09/09/2025
Quando una fonte si prosciuga:
il peso delle
esperienze finite
✒️ Dr. D’Angelo | Voce delle Soglie
Ci sono esperienze dentro di noi che si esauriscono. Sono relazioni, situazioni, legami o ruoli da cui abbiamo attinto e verso
cui abbiamo dato tutto ciò che potevamo. Eppure, a un certo punto, quella fonte si prosciuga. Non c’è più nulla da dare, né da
ricevere. È difficile accettarlo. Perché ciò che ha avuto senso, ciò che ci ha
nutrito, non si lascia andare facilmente. Anche quando è finito, anche quando è vuoto, resta lì. E noi restiamo aggrappati. Come se
lasciarlo andare fosse una forma di tradimento. Come se mollare la
presa fosse rinnegare ciò che è stato.
Ma trattenere ciò che si è esaurito ha un prezzo: diventa peso. Ingombra lo spazio interno. Occupa stanze che potrebbero ospitare altro. Ci riporta continuamente indietro, mentre la vita spingerebbe
avanti.Tratteniamo per fedeltà, diciamo. Ma spesso tratteniamo per paura. Perché se lasciamo andare davvero, dobbiamo fare i conti con quel vuoto. Con il tempo che non torna. Con la parte di noi che ha creduto, che ha sperato, che si è data intera.
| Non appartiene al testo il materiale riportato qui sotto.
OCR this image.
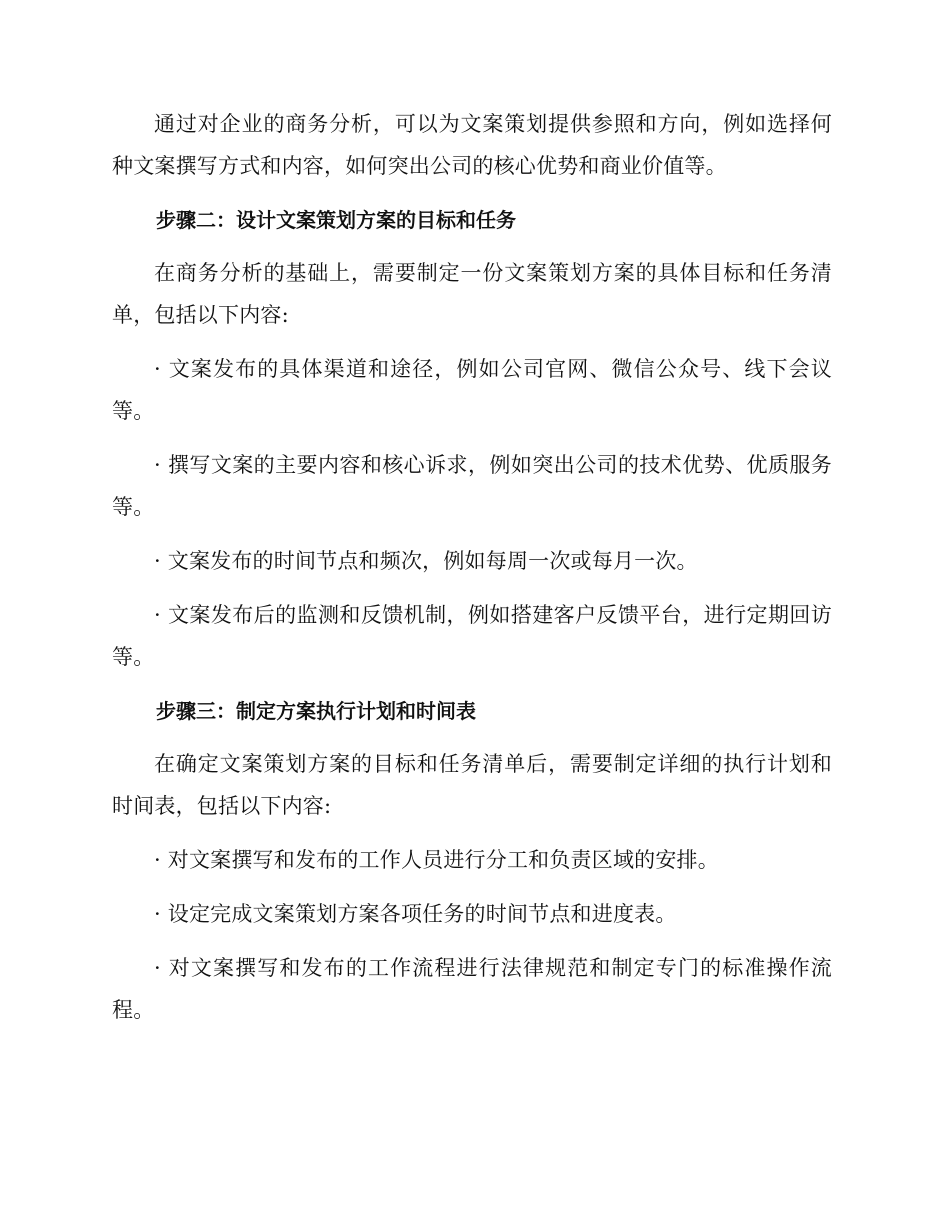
通过对企业的商务分析，可以为文案策划提供参照和方向，例如选择何种文案撰写方式和内容，如何突出公司的核心优势和商业价值等。

步骤二：设计文案策划方案的目标和任务

在商务分析的基础上，需要制定一份文案策划方案的具体目标和任务清单，包括以下内容:

· 文案发布的具体渠道和途径，例如公司官网、微信公众号、线下会议等。

· 撰写文案的主要内容和核心诉求，例如突出公司的技术优势、优质服务等。

· 文案发布的时间节点和频次，例如每周一次或每月一次。

· 文案发布后的监测和反馈机制，例如搭建客户反馈平台，进行定期回访等。

步骤三：制定方案执行计划和时间表

在确定文案策划方案的目标和任务清单后，需要制定详细的执行计划和时间表，包括以下内容:

· 对文案撰写和发布的工作人员进行分工和负责区域的安排。

· 设定完成文案策划方案各项任务的时间节点和进度表。

· 对文案撰写和发布的工作流程进行法律规范和制定专门的标准操作流程。
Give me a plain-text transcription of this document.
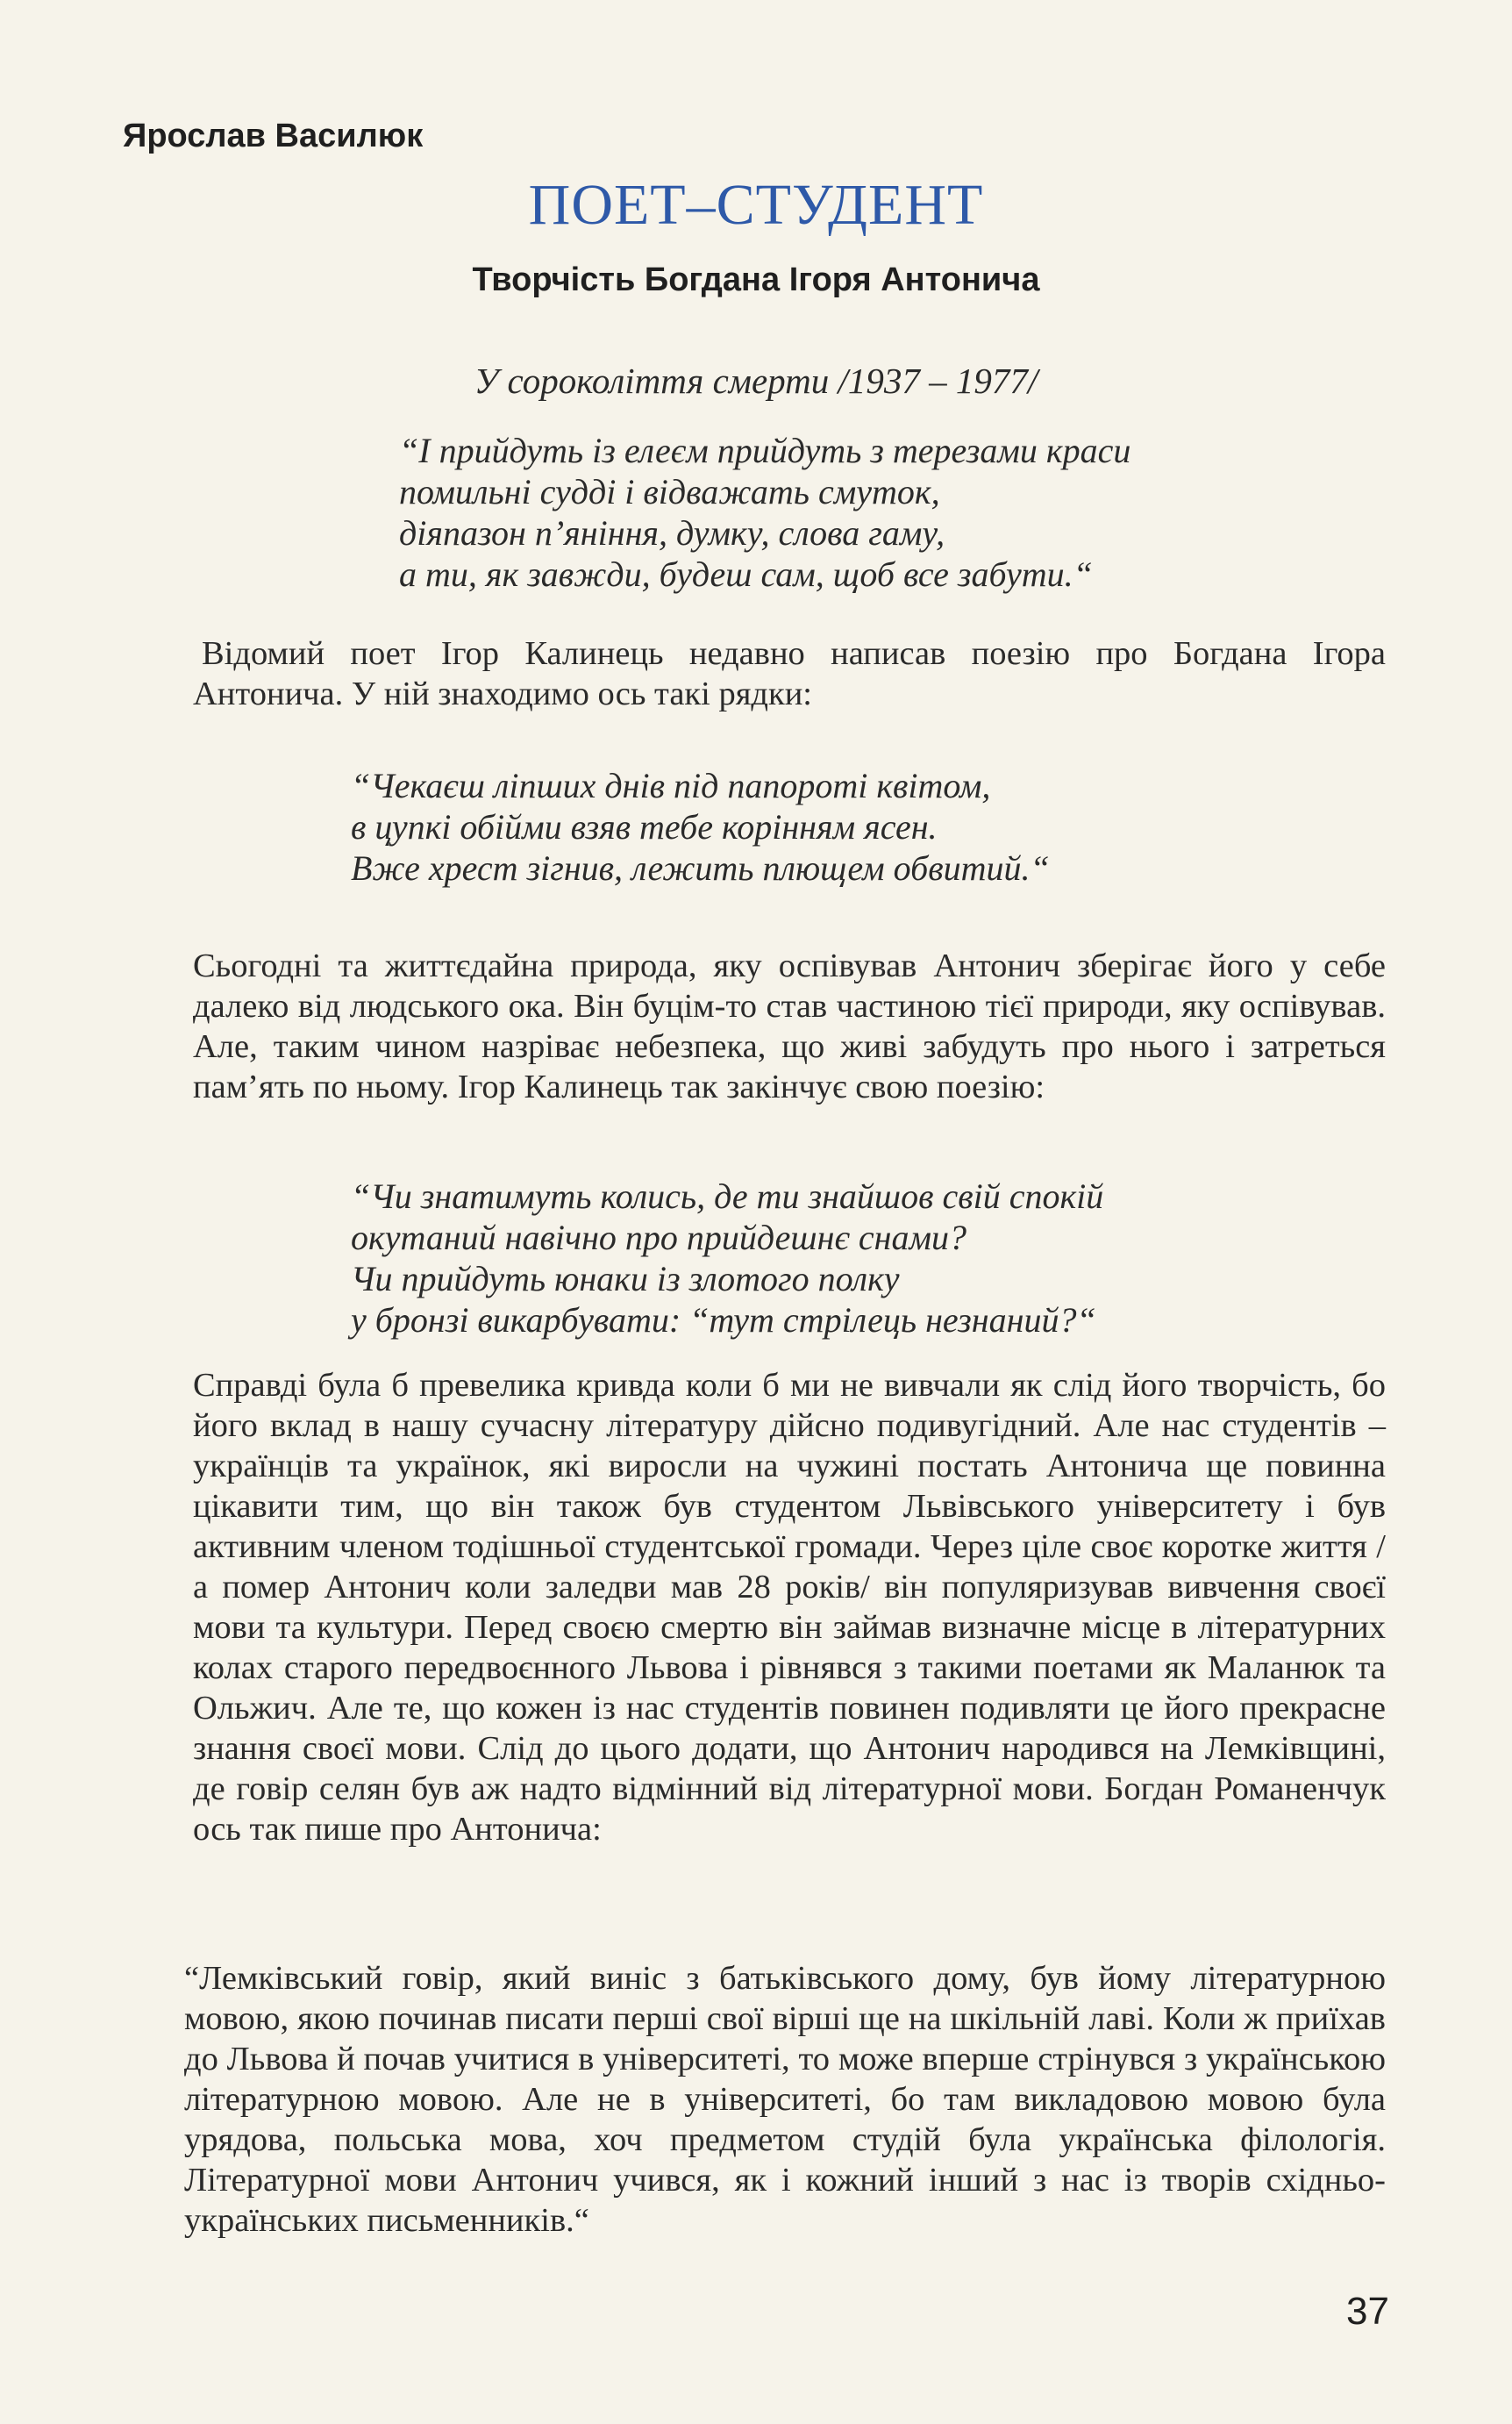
Ярослав Василюк
ПОЕТ–СТУДЕНТ
Творчість Богдана Ігоря Антонича
У сороколіття смерти /1937 – 1977/
“І прийдуть із елеєм прийдуть з терезами краси
помильні судді і відважать смуток,
діяпазон п’яніння, думку, слова гаму,
а ти, як завжди, будеш сам, щоб все забути.“
Відомий поет Ігор Калинець недавно написав поезію про Богдана Ігора Антонича. У ній знаходимо ось такі рядки:
“Чекаєш ліпших днів під папороті квітом,
в цупкі обійми взяв тебе корінням ясен.
Вже хрест зігнив, лежить плющем обвитий.“
Сьогодні та життєдайна природа, яку оспівував Антонич зберігає його у себе далеко від людського ока. Він буцім-то став частиною тієї природи, яку оспівував. Але, таким чином назріває небезпека, що живі забудуть про нього і затреться пам’ять по ньому. Ігор Калинець так закінчує свою поезію:
“Чи знатимуть колись, де ти знайшов свій спокій
окутаний навічно про прийдешнє снами?
Чи прийдуть юнаки із злотого полку
у бронзі викарбувати: “тут стрілець незнаний?“
Справді була б превелика кривда коли б ми не вивчали як слід його творчість, бо його вклад в нашу сучасну літературу дійсно подивугідний. Але нас студентів – українців та українок, які виросли на чужині постать Антонича ще повинна цікавити тим, що він також був студентом Львівського університету і був активним членом тодішньої студентської громади. Через ціле своє коротке життя /а помер Антонич коли заледви мав 28 років/ він популяризував вивчення своєї мови та культури. Перед своєю смертю він займав визначне місце в літературних колах старого передвоєнного Львова і рівнявся з такими поетами як Маланюк та Ольжич. Але те, що кожен із нас студентів повинен подивляти це його прекрасне знання своєї мови. Слід до цього додати, що Антонич народився на Лемківщині, де говір селян був аж надто відмінний від літературної мови. Богдан Романенчук ось так пише про Антонича:
“Лемківський говір, який виніс з батьківського дому, був йому літературною мовою, якою починав писати перші свої вірші ще на шкільній лаві. Коли ж приїхав до Львова й почав учитися в університеті, то може вперше стрінувся з українською літературною мовою. Але не в університеті, бо там викладовою мовою була урядова, польська мова, хоч предметом студій була українська філологія. Літературної мови Антонич учився, як і кожний інший з нас із творів східньо-українських письменників.“
37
Eppure lasciare andare non è dimenticare. È riconoscere che quella sorgente ha dato tutto ciò che poteva dare. Che quel tempo ha fatto
il suo corso. Che noi possiamo esistere anche oltre quel legame, oltre quel luogo interiore.
Il dolore, in questi casi, non è solo perdita. È trasformazione. È uno sguardo che cambia direzione. È la possibilità di tornare a se
stessi, con una memoria integra, ma non più ingombrante.In terapia, a volte, si lavora proprio su questo: accompagnare
l’altro nel gesto interiore del congedo. Non con rabbia, non con fretta, ma con verità. Aiutare a deporre ciò che è stato, senza rinnegarlo. Perché una fonte, per quanto amata, non può continuare a darci acqua se si è prosciugata.
E allora, forse, possiamo imparare a lasciare andare. A custodire senza trattenere. A ringraziare ciò che è stato. E, con passo lento, fare spazio a ciò che ancora non conosciamo, ma che ci aspetta.